Anoche tuve mi primera parálisis del sueño. Pensaba que era un mito, pero por primera vez no tengo ganas de que llegue la hora de la siesta. Para quien no sepa que es, se trata de una de las sensaciones más desconcertantes que existen. «Estás medio dormido y medio despierto. Te das cuenta de que no te puedes mover. Existen casos en los que hay síntomas asociados, como una sensación muy fuerte de que hay una presencia en la habitación» explica el psicólogo Chris French. En medio del episodio empecé a ver cosas moverse, estaba aterrado y solo quería salir de ahí. El peor momento llegó cuando vi en la puerta a dos personas mirándome fijamente. Uno alto y el otro bajo. Uno flaco y el otro tosco. Uno serbio y el otro más español que el jamón ibérico o la tortilla de patatas. Eran Munitis y Zigic, la pesadilla del Sardinero.
Me despierto con sudores fríos, como si llevara tres días con fiebre y sin comer. No sé si hacerme un café o salir a correr para despejarme. Me hago el café. Mientras suena la cafetera de fondo, medito en como olvidar lo de anoche. De repente, pienso en lo que hacía antes para no tener resaca: beber más. Enciendo el ordenador. Pongo highlights de Munitis y Zigic. Ver lo entrañables que eran juntos me quita el miedo del cuerpo.

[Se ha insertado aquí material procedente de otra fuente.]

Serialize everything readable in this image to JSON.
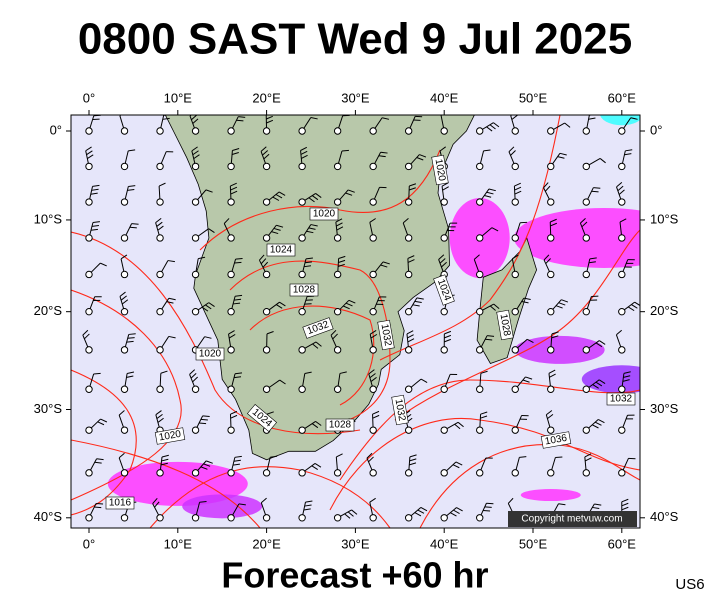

Bajando un poco más, encuentro una entrevista a Lilian Thuram explicando cuál fue el jugador que más le complicó la vida: «A veces tengo pesadillas con Munitis». Si un superhéroe le teme, cómo no lo iba a hacer un simple mortal como yo.
Lo de Munitis y Zigic fue un pase al hueco de lo efímero a lo eterno. Consiguieron ser personajes de autor en tan solo 47 partidos juntos. Ver a un serbio de 2’02 compenetrarse de esa manera con un cántabro de 1’67 era incomprensible, como que en París pitaran a Messi o que la suma de 77 y 33 no diera 100. Para los defensas, eran lo más parecido a dos guardaespaldas con gafas de sol y traje. Para sus compañeros, Jack y Rose en la proa del Titanic a punto de besarse con otro gol para la cuenta. El ‘dúo sacapuntos’ cayó en Santander como un pellizco de hermano mayor: dolió durante unos segundos, pero dejó una huella que ni el Betadine. Y nosotros, cancheros, les recordaremos como el último bocado de nuestra comida favorita: con escalofríos y ganas de más. Se marcharon y el Racing de Santander pasó de ser una pesadilla a vivir en ella. En segunda y al borde del descenso, el Sardinero busca una nueva dupla que les devuelva a aquellos años locos, aunque a veces un clavo no saca otro clavo.